No podemos decir que Podemos ha perdido el norte porque al partido morado su desnortamiento le viene de nacimiento. Podemos tiene un juicio torcido sobre las capacidades del español, y no digamos sobre la nación española y tantas otras cosas. La Idea de España que manejan en Podemos es de clara estirpe negrolegendaria. Mucha historiografía basura ha nutrido la ideología de semejante organización.

    La última locura objetiva, o más bien la penúltima (siempre vendrá otra), de la formación liderada por Pablo Manuel Iglesias Turrión es cargar contra «la imposición del castellano». Otra vez en pos de la tesis de los separatistas. Jamás comprenderemos a Podemos si no lo contemplamos como un partido separatista, pero en este caso no circunscrito a una determinada región, sino en solidaridad (contra la nación española) con los separatismos de las diferentes regiones donde éste se dé.

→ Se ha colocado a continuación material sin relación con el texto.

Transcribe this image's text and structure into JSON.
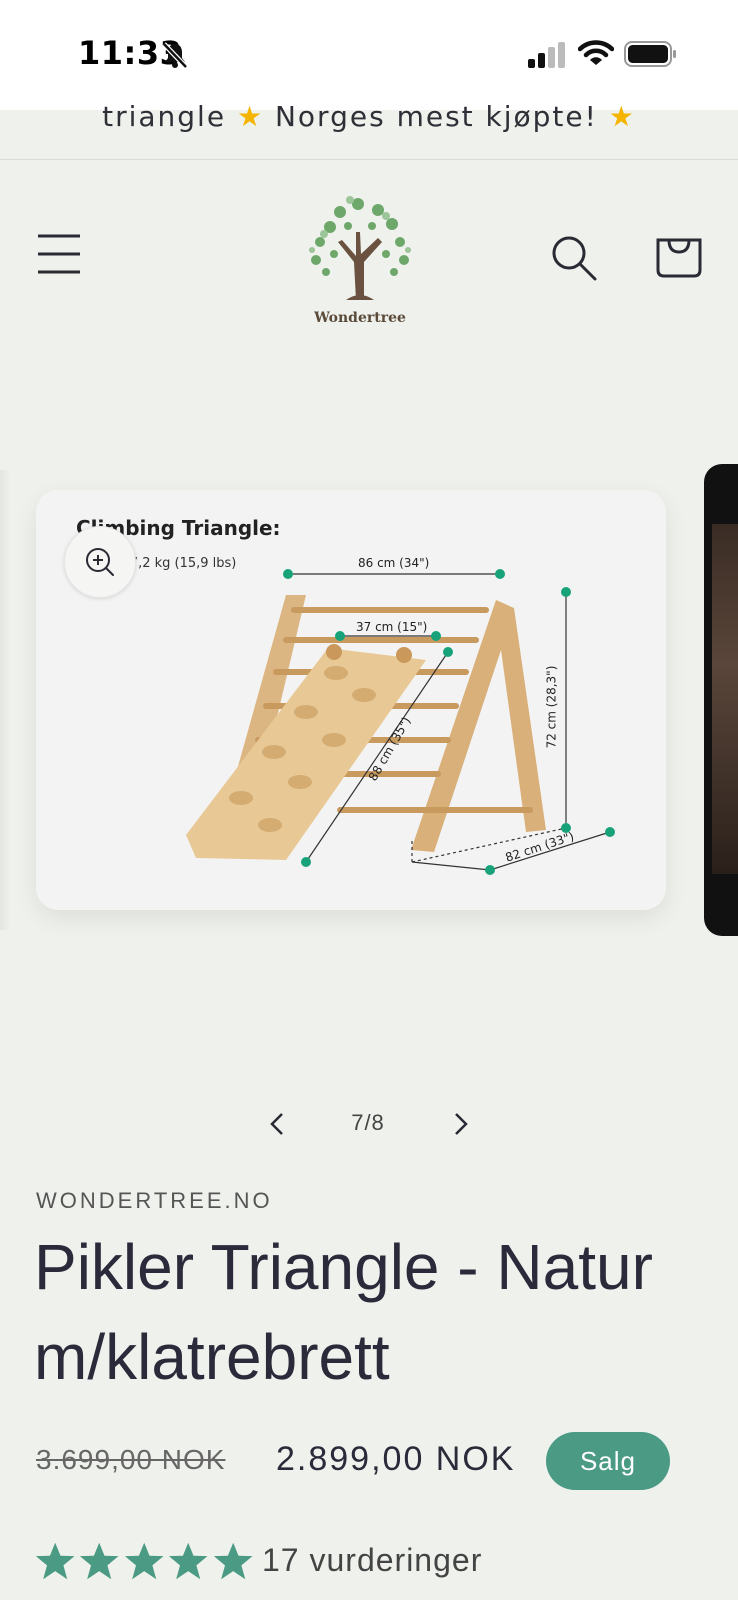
{
  "status": {
    "time": "11:33"
  },
  "announcement": {
    "text_before": "triangle",
    "text_after": "Norges mest kjøpte!"
  },
  "header": {
    "logo_text": "Wondertree"
  },
  "slide": {
    "title": "Climbing Triangle:",
    "weight": "Weight: 7,2 kg (15,9 lbs)",
    "dims": {
      "top_width": "86 cm (34\")",
      "ladder_width": "37 cm (15\")",
      "height": "72 cm (28,3\")",
      "ramp_length": "88 cm (35\")",
      "depth": "82 cm (33\")"
    }
  },
  "pager": {
    "count": "7/8"
  },
  "product": {
    "vendor": "WONDERTREE.NO",
    "title": "Pikler Triangle - Natur m/klatrebrett",
    "price_old": "3.699,00 NOK",
    "price_new": "2.899,00 NOK",
    "badge": "Salg",
    "rating_count_text": "17 vurderinger",
    "rating_stars": 5
  },
  "colors": {
    "accent": "#4a9a84",
    "background": "#eff1ec",
    "star": "#f4b400"
  }
}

Asimismo también hace sus pinitos con el globalismo más «wallstreetlero».

    Podemos y los separatistas (cabría decir «valga la redundancia») llevarán este martes al Congreso una proposición no de ley para acabar con la «imposición legal del castellano» en pos de las lenguas cooficiales reconocidas. ¿Con esto también se pretende llevar la torre de Babel al Congreso y usar pinganillos? Tal ocurrencia sería propia de sujetos surrealistas dignos de ser neutralizados con camisa de fuerza. Y sin embargo no sería algo inédito en la partitocracia española y en la política española en toda su historia, porque esta ceremonia majadera  ya fue experimentada en el Senado en los aciagos años del zapaterismo (la influencia del podemismo en tantos aspectos, como totum revolutum que coge de cada casa lo peor). En el pleno la exposición de la proposición va a ser defendida ni más ni menos que por Bildu. Eso lo dice todo.  

    También quieren que se generalice el uso de estas lenguas «oprimidas» por la tiranía del pérfido «castellano» en los tribunales de justicia y en RTVE (para que ahonde más en ser «Radio Televisión Espantosa», según el lapsus revelador de Rosa María Mateo). E incluso en la Agencia Tributaria o la Seguridad Social.

    Y ya no se conforman sólo con el vasco, el catalán o el gallego, pues también reivindican el bable asturiano, sobre el que exhortan que alcance el estatus de oficialidad, lo que es sumamente peligroso porque dicha lengua podría engendrar un separatismo asturiano (precisamente el partido separatista asturiano sería Podemos).

    Los solicitantes de tales ocurrencias exigen a España (al «Estado Español») que cumplan con los acuerdos que el propio Estado ha ratificado, como la Carta Europea de las Lenguas Regionales o Minoritarias, o como la Declaración Universal de los Derechos Lingüísticos o el Protocolo para la Garantía de los Derechos Lingüísticos.

    En el texto de la proposición no de ley afirman que tales lenguas han padecido la «discriminación» del Estado y «un Estado debe ser excluyente con todas las discriminaciones, sea cual sea su razón, también la lingüística». A su vez, tienen el valor de solicitar que las mencionadas lenguas obtengan «reconocimiento internacional en paridad con el castellano». El problema de las lenguas regionales es que precisamente por regionales no son internacionales, como sí es el caso, mal que les pese, del español, que es un idioma hablado por más de 500 millones de habitantes y es oficial en 22 naciones políticas aparte de España (donde, como vemos, es cuestionado y atacado).

    Por eso no se puede equiparar el español, un idioma universal, con lenguas regionales, que no se hablan ni se hablarán jamás más allá de sus correspondientes regiones; porque son idiomas, muy respetables todo lo que se quiera, de «andar por casa». El español, en cambio, es un idioma con capacidades geopolíticas, y dicha herramienta hay que cuidarla como oro en paño en los tiempos de la globalización positiva, que no aureolar o metafísica de pretenciosa gobernanza mundial,  como piensan los globalistas anglosajones, tan baboseados por nuestros políticos a diestro y siniestro.

   Asimismo, solicitan que se fomente el conocimiento de las lenguas regionales. Lo que en la práctica quiere decir que, por ejemplo, si un estudiante de Andalucía quiere hacer unas oposiciones en Cataluña se vería forzado a aprender catalán, mientras que un estudiante catalán puede ir a Andalucía y opositar tranquilamente, pues no hay estudiante catalán que no sepa hablar, leer y escribir en español. Pero Turrión ve esto perfecto, como ya denunciamos hace unos años en Denaes.

    Daniel López. Doctor en Filosofía.